Vitamin D/VDR Regulates Anti-Tumor Immunity in Colorectal Cancer

1,25(OH)2D3 influences neoplastic and immune cells. Immune cells in tumor microenvironment can convert 25-hydroxyvitamin D [25(2)D] to bioactive 1,25(OH)2D3. In a nested case–control study (318 rectal and colon carcinoma cases and 624 matched controls) within the Nurses’ Health Study and Health Professionals Follow-up Study using molecular pathological epidemiology database, multivariable conditional logistic regression was used to assess the association of plasma 25(2)D with tumor subtypes according to the degree of lymphocytic reaction, tumor-infiltrating T cells (CD3+, CD8+, CD45RO+ (PTPRC) and FOXP3+ cells), microsatellite instability or CpG island methylator phenotype. This study has demonstrated that high plasma 25(2)D level is associated with lower risk of colorectal cancer with intense immune reaction. It supports the role of vitamin D in cancer immunoprevention.[5]

Human vdr Gene Variations Shape Microbiome

The gastrointestinal microbiome is a complex ecosystem with functions in human health and diseases. The vdr gene, as part of the innate immune response, transcribes for antimicrobial peptides and autophage regulator (for example, ATG16L1),[6] which are responsible for the deterrence and elimination of infection, and determination of gut microbiome. Further, Wang et al.[7] reported in Nature Genetics that human vdr gene variation is a key host factor influencing the gut microbiome. Intriguingly, our Gut paper[6] also demonstrates that that intestinal epithelial VDR conditional knockout (vdrΔIEC) leads to dysbiosis.
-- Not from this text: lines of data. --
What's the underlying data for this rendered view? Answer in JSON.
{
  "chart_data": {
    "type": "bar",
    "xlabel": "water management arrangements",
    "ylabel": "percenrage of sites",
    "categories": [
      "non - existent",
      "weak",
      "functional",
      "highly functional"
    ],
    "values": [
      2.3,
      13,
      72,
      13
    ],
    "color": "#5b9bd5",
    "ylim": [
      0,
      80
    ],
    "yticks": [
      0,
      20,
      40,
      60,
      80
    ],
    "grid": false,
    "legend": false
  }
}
We further show that a low intestinal epithelial VDR protein level is associated with impaired autophagy function, accompanied by a reduction in the mRNA and protein levels of ATG16L1, an IBD risk gene and regulator of autophagy and the microbiome. Therefore, the vitamin D/VDR pathway is essential in homeostasis and signaling between the microbiota and host in intestinal inflammation.
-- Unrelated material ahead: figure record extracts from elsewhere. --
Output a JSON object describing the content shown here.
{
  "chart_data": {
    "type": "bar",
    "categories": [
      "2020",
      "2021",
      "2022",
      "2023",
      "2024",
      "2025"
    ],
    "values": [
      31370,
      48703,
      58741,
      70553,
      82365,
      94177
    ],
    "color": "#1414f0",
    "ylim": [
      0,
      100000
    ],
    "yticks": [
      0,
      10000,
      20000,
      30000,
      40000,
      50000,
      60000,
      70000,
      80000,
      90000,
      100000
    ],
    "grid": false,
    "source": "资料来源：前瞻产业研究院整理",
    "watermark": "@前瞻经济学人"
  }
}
Intestinal Epithelial VDR Regulation of Microbiome in Colon Cancer

We have shown that absence of intestinal epithelial VDR leads to dysbiosis and susceptibility to colon cancer via reducing JAK/STAT signaling and dampening inflammatory responses.[8] The JAK/STAT pathway plays a critical role in intestinal and microbial homeostasis. We found that vdrΔIEC mice have higher tumor numbers with tumor location shifted from distal to proximal colon. Fecal microbiota analysis showed that lacking VDR leads to bacterial profile shift from normal to susceptible carcinogenesis. There was enhanced bacterial staining in mouse tumors. These data are consisted with our findings in human tumor sample. VDR deletion decreased JAK2 at protein and mRNA levels. By CHIP assay, we identified that VDR protein bound to the JAK2 promoter, suggesting that VDR transcriptionally regulated JAK2. This study provides new insights into the molecular mechanism of VDR, regulating the JAK/STAT pathway in bacterial-host interactions and tumorigenesis.

Future Clinical Applications

Although the vitamin D/VDR in colon cancer is an old topic, the recent research progress in microbiome and genetics brings new insights into the filed. The following areas should be considered for the future clinical application of vitamin D/VDR in prevention and treatment of colon cancer.

Consider intestinal VDR as a clinical biomarker for identifying patients who might benefit from currently available interventions.

Develop novel strategies for the prevention and treatment of human colon cancer by restoring the healthy host-microbiome interactions through vitamin D/VDR actions.

Monitor microbiota and Vitamin D/VDR that may affect the response to colon cancer therapies.

Explore the novel roles of vitamin D/VDR in other GI cancers?

Vitamin D/VDR will be proved to be a therapeutic target for colon cancer. Understanding the tissue-specific roles of vitamin D/VDR in intestine may offer a diagnostic/prognostic indicator in colon cancer.